Il criterio alla base di questa che sembra essere a tutti gli effetti una strategia gestionale è ovviamente il tentativo di ottimizzare le risorse, valutando gli impianti dal punto di vista della redditività. Direte voi: giusto da parte del Comitato Olimpico puntare a rivedere le voci di spesa. Vero, ma con quali conseguenze? Se si considera che la maggiore redditività di una struttura è direttamente collegata all’appeal dello sport che in essa prevalentemente si svolge, ben si comprende come ad essere penalizzate saranno quelle in cui si praticano i cosiddetti sport minori (leggesi: minor numero di praticanti, minori sponsorizzazioni e via dicendo).

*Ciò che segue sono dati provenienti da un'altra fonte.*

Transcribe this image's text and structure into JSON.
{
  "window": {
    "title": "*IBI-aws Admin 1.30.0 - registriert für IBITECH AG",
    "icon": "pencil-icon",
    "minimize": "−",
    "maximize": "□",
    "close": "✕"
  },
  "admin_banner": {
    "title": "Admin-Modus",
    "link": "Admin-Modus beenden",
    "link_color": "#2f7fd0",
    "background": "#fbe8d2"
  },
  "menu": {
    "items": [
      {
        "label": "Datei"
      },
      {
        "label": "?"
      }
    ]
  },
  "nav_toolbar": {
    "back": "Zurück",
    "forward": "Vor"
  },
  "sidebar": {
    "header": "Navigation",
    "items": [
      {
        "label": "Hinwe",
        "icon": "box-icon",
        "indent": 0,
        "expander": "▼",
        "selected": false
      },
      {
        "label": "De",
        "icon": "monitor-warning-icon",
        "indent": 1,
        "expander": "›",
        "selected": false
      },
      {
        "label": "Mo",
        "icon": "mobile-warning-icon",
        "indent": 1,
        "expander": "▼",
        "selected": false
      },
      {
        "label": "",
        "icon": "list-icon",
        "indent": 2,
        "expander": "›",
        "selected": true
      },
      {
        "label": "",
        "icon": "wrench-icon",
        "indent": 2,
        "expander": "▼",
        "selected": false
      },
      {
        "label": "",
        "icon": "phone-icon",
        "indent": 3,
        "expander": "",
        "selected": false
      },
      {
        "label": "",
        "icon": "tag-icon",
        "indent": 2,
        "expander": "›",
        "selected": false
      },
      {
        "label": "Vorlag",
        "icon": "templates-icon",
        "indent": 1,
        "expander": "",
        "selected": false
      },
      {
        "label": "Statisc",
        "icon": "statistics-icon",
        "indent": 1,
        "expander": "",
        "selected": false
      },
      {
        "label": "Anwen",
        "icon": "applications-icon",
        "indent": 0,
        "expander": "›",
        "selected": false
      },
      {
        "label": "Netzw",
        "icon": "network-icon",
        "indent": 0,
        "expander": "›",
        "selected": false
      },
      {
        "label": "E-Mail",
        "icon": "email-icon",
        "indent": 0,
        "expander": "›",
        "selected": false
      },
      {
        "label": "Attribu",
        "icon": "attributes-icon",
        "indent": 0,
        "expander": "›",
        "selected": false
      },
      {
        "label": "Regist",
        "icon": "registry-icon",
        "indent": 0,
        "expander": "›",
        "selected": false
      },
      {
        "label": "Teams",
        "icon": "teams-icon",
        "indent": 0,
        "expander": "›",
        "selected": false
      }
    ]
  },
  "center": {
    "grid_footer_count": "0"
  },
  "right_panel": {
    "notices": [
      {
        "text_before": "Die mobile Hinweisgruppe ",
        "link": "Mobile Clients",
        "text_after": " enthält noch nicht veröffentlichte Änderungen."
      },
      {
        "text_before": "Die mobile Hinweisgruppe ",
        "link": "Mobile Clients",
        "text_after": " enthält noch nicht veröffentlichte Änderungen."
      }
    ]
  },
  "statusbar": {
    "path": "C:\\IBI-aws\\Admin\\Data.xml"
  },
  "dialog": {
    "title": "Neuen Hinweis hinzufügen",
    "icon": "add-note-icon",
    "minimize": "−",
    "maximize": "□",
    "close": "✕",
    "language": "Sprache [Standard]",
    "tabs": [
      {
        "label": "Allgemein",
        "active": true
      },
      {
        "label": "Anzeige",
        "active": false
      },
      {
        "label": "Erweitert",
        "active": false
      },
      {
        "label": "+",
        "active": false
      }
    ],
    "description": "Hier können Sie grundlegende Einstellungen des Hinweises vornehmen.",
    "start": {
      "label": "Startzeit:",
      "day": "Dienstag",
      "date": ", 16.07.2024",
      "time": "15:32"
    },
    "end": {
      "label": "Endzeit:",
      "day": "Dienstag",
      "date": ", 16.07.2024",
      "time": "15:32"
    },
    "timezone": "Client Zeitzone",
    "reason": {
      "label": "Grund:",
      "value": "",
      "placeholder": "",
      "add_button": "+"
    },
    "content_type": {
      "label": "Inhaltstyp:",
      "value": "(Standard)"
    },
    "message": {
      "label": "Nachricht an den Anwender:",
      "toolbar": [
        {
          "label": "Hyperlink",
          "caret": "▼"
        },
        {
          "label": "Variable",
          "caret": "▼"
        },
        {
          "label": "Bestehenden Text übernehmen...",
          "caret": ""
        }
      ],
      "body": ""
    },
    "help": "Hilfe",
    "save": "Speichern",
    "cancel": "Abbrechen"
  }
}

La domanda quindi è la seguente: la strategia del CONI è in linea con la missione di organizzare il movimento sportivo sul territorio nazionale, considerato anche il suo valore sociale? A prescindere da come si voglia rispondere, sembra inopinabile che il (legittimo) criterio economico rischi di depotenziare la funzione sociale dello sport e alimenti quelle grandi disparità nel settore, così forti e così assimilate per cui basta una semplice locuzione, ‘sport minori’, per far capire che non si sta parlando di calcio.
E dunque: se non lo vuole fare il CONI, chi sostiene il costo sociale dello sport?